The way I ended up in Vietnam as a helicopter pilot was by looking for a way out of Vietnam. I was a smartass kid a little brighter and a little more cunning than the average turkey off the turnip wagon. At least that was how I figured it. My old granny always said when you weighed 125 pounds soaking wet with a squirrel in your pocket and stood all of five-three and three-quarters, it wasn’t brawn that put you on top of the ant hill. Brains was the only thing that kept you from going around armpit high to the rest of the world.
Actually, I might not have been that bright after all. It was my idea to join the U.S. Army in the first place.
“Tell you what,” I said to my high school buddy, Randy Huntzberry.
“What?” Randy said, biting.
“Let’s join the army.”
“I thought you were brighter than that, Ronnie Alexander.”
Randy and I had graduated from South Hagerstown High, Hagerstown, Maryland, in the spring of 1963 and started at a local junior college that fall. After the first semester, we were both eager to get out of Maryland and see how the other parts of the world lived. We might not have been so anxious if we had listened to the low and steady storm rumble of Vietnam over the horizon. But when you were eighteen years old, you never listened anyhow. The dark clouds had not yet appeared. Besides, I couldn’t have picked Vietnam out on the map if it were the only country on the map. For all I knew, Vietnam was a town in Texas or New Mexico.
“Hey,” I said to Randy, sensing his hesitation, “joining the army is better than hanging around this one-horse burg and watching them roll up the street every night.”
It took him a few days to make up his mind. “Let’s do it,” he finally agreed.
We trotted down to the local induction center and enlisted on the buddy plan as ground-pounding infantry soldiers. E-1 grunts—first pay grade enlisted, earning about seventy-something dollars a month. By the time we were halfway through boot camp, I had already decided double-timing in the rain and sun, digging foxholes, and getting smelly in the woods was for suckers. I looked around for a way out.
“Randy, let’s volunteer for the airborne,” I suggested.
“What?”
“At least we fly to wherever we’re going instead of having to walk,” I argued.

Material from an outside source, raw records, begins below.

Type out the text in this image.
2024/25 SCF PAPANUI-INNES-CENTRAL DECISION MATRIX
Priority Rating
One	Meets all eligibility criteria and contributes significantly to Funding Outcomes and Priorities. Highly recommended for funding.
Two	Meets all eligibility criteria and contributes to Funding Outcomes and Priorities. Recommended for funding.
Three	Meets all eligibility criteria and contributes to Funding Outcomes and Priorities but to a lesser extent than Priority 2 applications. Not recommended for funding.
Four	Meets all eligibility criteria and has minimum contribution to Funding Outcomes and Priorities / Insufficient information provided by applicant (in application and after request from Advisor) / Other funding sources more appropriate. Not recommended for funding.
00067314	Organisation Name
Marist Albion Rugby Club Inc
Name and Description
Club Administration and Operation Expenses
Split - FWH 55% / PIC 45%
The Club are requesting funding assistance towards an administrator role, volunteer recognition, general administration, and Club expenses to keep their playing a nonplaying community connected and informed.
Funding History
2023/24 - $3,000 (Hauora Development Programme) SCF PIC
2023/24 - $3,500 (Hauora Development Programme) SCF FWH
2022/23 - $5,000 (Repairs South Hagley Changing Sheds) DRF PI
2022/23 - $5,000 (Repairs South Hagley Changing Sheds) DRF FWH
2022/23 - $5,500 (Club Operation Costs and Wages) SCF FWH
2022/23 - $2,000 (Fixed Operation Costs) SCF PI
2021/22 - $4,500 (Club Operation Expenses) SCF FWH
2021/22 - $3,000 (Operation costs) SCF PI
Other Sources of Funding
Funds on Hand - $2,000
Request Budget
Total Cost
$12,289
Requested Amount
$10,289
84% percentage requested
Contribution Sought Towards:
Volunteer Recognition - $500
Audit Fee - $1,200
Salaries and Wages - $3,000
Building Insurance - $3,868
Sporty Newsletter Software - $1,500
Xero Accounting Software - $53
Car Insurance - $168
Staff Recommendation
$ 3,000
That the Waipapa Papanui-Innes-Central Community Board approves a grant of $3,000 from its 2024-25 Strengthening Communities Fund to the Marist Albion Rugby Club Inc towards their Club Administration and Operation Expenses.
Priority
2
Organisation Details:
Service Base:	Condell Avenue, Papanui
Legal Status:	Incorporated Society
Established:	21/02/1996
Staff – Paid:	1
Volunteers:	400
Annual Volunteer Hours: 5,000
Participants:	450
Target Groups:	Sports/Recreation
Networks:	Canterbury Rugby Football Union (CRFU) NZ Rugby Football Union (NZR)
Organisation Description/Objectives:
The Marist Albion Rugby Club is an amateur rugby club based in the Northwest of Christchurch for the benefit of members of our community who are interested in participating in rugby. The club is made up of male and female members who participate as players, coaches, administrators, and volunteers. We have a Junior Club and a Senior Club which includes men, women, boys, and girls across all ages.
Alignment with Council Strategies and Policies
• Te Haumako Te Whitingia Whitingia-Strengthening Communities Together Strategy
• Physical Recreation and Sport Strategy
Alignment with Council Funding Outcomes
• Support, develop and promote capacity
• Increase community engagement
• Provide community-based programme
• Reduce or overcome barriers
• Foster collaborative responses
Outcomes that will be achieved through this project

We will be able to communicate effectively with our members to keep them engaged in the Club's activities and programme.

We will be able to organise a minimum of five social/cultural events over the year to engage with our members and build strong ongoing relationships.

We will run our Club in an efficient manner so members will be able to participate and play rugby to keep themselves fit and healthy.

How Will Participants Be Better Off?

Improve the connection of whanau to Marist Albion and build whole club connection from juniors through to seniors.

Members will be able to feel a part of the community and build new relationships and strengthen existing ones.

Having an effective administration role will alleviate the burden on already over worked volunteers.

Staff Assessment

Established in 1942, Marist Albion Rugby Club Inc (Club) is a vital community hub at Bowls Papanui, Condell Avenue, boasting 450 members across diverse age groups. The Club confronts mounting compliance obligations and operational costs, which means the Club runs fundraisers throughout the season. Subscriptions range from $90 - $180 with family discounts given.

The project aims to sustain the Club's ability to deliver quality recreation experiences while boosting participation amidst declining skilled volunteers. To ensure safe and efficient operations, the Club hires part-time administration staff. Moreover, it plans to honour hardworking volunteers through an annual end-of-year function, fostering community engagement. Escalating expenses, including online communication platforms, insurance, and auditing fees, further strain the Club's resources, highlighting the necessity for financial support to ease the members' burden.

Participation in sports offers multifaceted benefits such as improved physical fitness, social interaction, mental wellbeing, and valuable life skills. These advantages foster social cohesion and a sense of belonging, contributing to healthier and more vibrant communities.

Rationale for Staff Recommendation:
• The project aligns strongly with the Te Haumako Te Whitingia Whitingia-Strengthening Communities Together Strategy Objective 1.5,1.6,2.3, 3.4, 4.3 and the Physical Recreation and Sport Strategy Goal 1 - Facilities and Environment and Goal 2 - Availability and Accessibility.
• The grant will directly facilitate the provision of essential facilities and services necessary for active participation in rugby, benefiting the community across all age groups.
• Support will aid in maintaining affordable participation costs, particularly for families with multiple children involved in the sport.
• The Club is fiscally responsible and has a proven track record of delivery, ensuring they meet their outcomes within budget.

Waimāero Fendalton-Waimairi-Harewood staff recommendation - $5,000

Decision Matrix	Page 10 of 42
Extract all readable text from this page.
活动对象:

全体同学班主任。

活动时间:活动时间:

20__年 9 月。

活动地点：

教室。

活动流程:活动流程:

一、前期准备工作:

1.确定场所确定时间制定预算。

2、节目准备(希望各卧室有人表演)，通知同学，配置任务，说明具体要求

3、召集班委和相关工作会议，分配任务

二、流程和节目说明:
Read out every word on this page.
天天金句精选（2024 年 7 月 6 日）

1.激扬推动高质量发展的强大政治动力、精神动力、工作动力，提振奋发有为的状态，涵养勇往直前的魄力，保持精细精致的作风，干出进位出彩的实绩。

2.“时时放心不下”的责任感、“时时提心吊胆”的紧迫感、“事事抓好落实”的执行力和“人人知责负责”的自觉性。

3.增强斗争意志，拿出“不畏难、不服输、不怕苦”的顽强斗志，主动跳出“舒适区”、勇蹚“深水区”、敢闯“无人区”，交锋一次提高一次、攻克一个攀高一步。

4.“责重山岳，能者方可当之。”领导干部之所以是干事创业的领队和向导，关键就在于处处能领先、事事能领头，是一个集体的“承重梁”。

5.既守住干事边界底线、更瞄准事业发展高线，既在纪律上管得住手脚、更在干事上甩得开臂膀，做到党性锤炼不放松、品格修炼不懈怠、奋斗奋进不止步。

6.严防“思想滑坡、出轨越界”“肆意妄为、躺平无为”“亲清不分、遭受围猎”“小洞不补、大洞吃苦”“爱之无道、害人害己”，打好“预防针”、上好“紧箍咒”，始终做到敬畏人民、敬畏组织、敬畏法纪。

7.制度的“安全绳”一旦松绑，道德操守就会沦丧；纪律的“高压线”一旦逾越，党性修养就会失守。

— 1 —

“But we have to parachute!”
We both volunteered for airborne training after basic training. Turned out Randy was colorblind. Couldn’t tell his reds from his greens. Airborne rejected him. I ended up alone in front of the gate at Fort Benning, Georgia. THROUGH THESE PORTALS PASS THE FINEST AIRBORNE SOLDIERS IN THE WORLD. A column of sweating troops jogged by chanting a Jodie call.
“Two old ladies lying in bed;
One looks over to the other and said:
‘I wanna be an Airborne Ranger,
I wanna live a life of danger . . .
Airborne! Airborne! All the way!”
It began to seem the more I tried to get out of things, the deeper I got in.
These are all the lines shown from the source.